« Les femmes enceintes n'ont pas à redouter la mort de leur enfant après un épisode fébrile », Anne-Marie Nybo Andersen et son équipe danoise sont affirmatifs. Après des doutes résultant d'études animales, voire d'enquêtes chez l'humain, ces épidémiologistes de Copenhague ont tenté d'établir des conclusions plus formelles à partir d'une vaste étude de population.
Ils ont obtenu des informations auprès de 24 040 femmes enrôlées au cours de la première moitié de leur grossesse. Il leur a été demandé de relever les épisodes fébriles pendant les 16 premières semaines de la gestation. Chaque fois, elles précisaient l'élévation thermique maximale, la durée de l'épisode et le stade de la grossesse.
4,8 %de fausses-couches ou de mort-nés
Premier constat : la fièvre est un symptôme courant pendant la grossesse, puisque 18,5 % des femmes l'ont rapporté, au moins une fois. Ensuite, plus important, 1 145 grossesses, soit 4,8 %, se sont achevées sur une fausse-couche ou un enfant mort-né (taux comparable à la moyenne nationale). Selon les auteurs, il n'existe aucune relation entre le risque vital pour le foetus et la fièvre, avant et après ajustement en fonction des divers facteurs de risque de mort foetale (risque relatif 0,95). La durée ou le niveau de la fièvre, le nombre d'épisodes n'influent pas sur cette absence de relation. Une précision importante : même si l'étude a été menée sur les 16 premières semaines, l'absence d'influence de la fièvre ne peut être jugée qu'après la sixième semaine, lorsque la grossesse devient cliniquement apparente. C'est d'ailleurs l'un des points d'achoppement de l'étude, que relèvent deux éditorialistes de San Diego (Californie). Nombre de femmes, selon eux, n'ont pu être prises en compte dans l'étude, car elles ont avorté avant même d'être enrôlées. Dès lors, toujours selon les Américains, la relation entre fièvre et avortement précoce n'a pu être étudiée. L'obstacle, reconnaissent-ils, est d'ailleurs difficile à éviter. Ils relèvent un autre biais dans l'étude danoise. Elle n'a pu dire avec certitude si le risque est majoré chez les femmes ayant eu plus de 38,9 °C sur une période prolongée, seuil théoriquement tératogène chez l'humain, en raison de leur faible nombre.
L'hyperthermie est suspecte de multiples troubles au cours de la grossesse.

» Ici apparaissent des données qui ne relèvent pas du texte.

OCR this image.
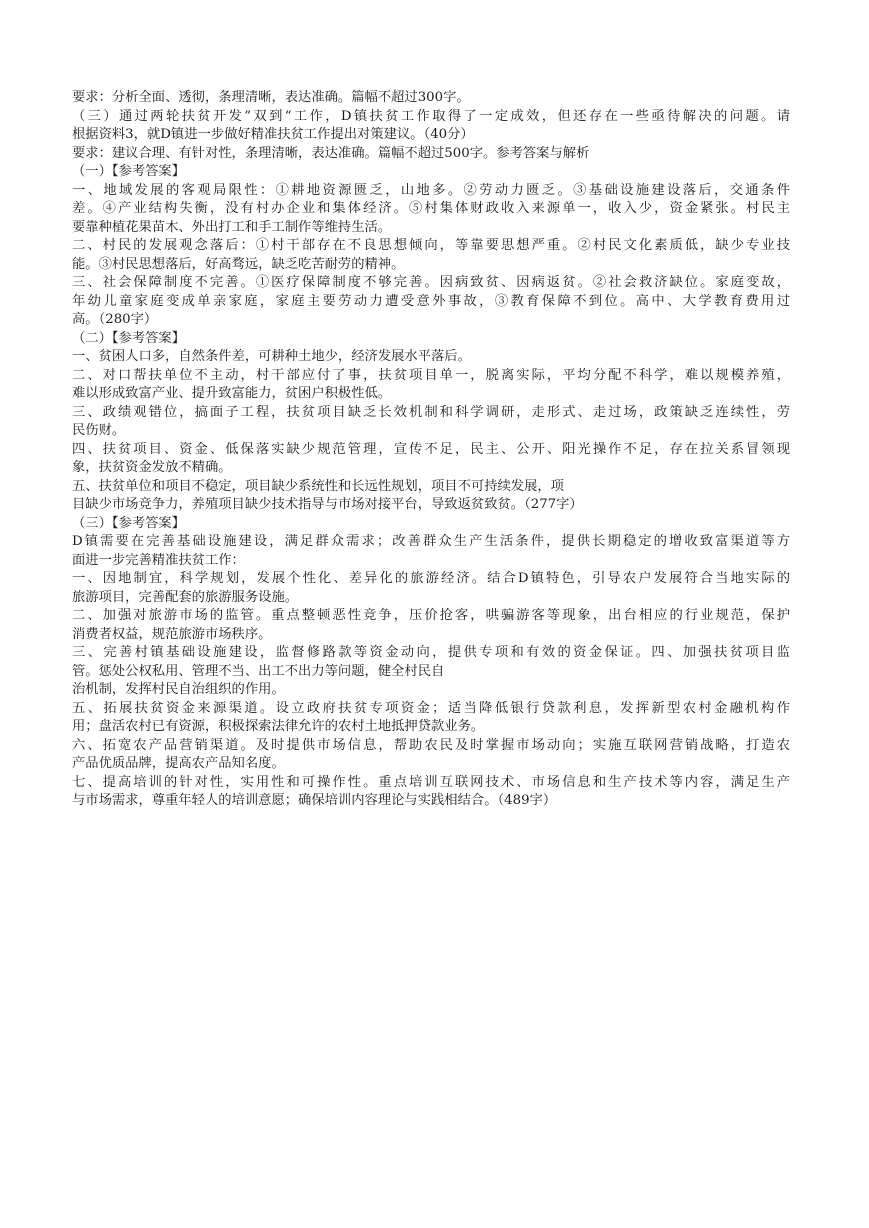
要求：分析全面、透彻，条理清晰，表达准确。篇幅不超过300字。
（三）通过两轮扶贫开发”双到“工作，D镇扶贫工作取得了一定成效，但还存在一些亟待解决的问题。请
根据资料3，就D镇进一步做好精准扶贫工作提出对策建议。（40分）
要求：建议合理、有针对性，条理清晰，表达准确。篇幅不超过500字。参考答案与解析
（一）【参考答案】
一、地域发展的客观局限性：①耕地资源匮乏，山地多。②劳动力匮乏。③基础设施建设落后，交通条件
差。④产业结构失衡，没有村办企业和集体经济。⑤村集体财政收入来源单一，收入少，资金紧张。村民主
要靠种植花果苗木、外出打工和手工制作等维持生活。
二、村民的发展观念落后：①村干部存在不良思想倾向，等靠要思想严重。②村民文化素质低，缺少专业技
能。③村民思想落后，好高骛远，缺乏吃苦耐劳的精神。
三、社会保障制度不完善。①医疗保障制度不够完善。因病致贫、因病返贫。②社会救济缺位。家庭变故，
年幼儿童家庭变成单亲家庭，家庭主要劳动力遭受意外事故，③教育保障不到位。高中、大学教育费用过
高。（280字）
（二）【参考答案】
一、贫困人口多，自然条件差，可耕种土地少，经济发展水平落后。
二、对口帮扶单位不主动，村干部应付了事，扶贫项目单一，脱离实际，平均分配不科学，难以规模养殖，
难以形成致富产业、提升致富能力，贫困户积极性低。
三、政绩观错位，搞面子工程，扶贫项目缺乏长效机制和科学调研，走形式、走过场，政策缺乏连续性，劳
民伤财。
四、扶贫项目、资金、低保落实缺少规范管理，宣传不足，民主、公开、阳光操作不足，存在拉关系冒领现
象，扶贫资金发放不精确。
五、扶贫单位和项目不稳定，项目缺少系统性和长远性规划，项目不可持续发展，项
目缺少市场竞争力，养殖项目缺少技术指导与市场对接平台，导致返贫致贫。（277字）
（三）【参考答案】
D镇需要在完善基础设施建设，满足群众需求；改善群众生产生活条件，提供长期稳定的增收致富渠道等方
面进一步完善精准扶贫工作：
一、因地制宜，科学规划，发展个性化、差异化的旅游经济。结合D镇特色，引导农户发展符合当地实际的
旅游项目，完善配套的旅游服务设施。
二、加强对旅游市场的监管。重点整顿恶性竞争，压价抢客，哄骗游客等现象，出台相应的行业规范，保护
消费者权益，规范旅游市场秩序。
三、完善村镇基础设施建设，监督修路款等资金动向，提供专项和有效的资金保证。四、加强扶贫项目监
管。惩处公权私用、管理不当、出工不出力等问题，健全村民自
治机制，发挥村民自治组织的作用。
五、拓展扶贫资金来源渠道。设立政府扶贫专项资金；适当降低银行贷款利息，发挥新型农村金融机构作
用；盘活农村已有资源，积极探索法律允许的农村土地抵押贷款业务。
六、拓宽农产品营销渠道。及时提供市场信息，帮助农民及时掌握市场动向；实施互联网营销战略，打造农
产品优质品牌，提高农产品知名度。
七、提高培训的针对性，实用性和可操作性。重点培训互联网技术、市场信息和生产技术等内容，满足生产
与市场需求，尊重年轻人的培训意愿；确保培训内容理论与实践相结合。（489字）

Interférant avec les protéines de choc thermique, elle induit la mort cellulaire ou un retard des mitoses, responsable d'atteintes vasculaires et d'infarctus placentaire. De quoi entraîner la mort foetale ou de sévère malformations. Une contractilité utérine anormale est également suspectée, de même que des anomalies du tube neural ou des anomalies cardio-vasculaires.
« Lancet », vol. 360, 16 novembre 2002, pp. 1552-1556 et 1526 (éditorial).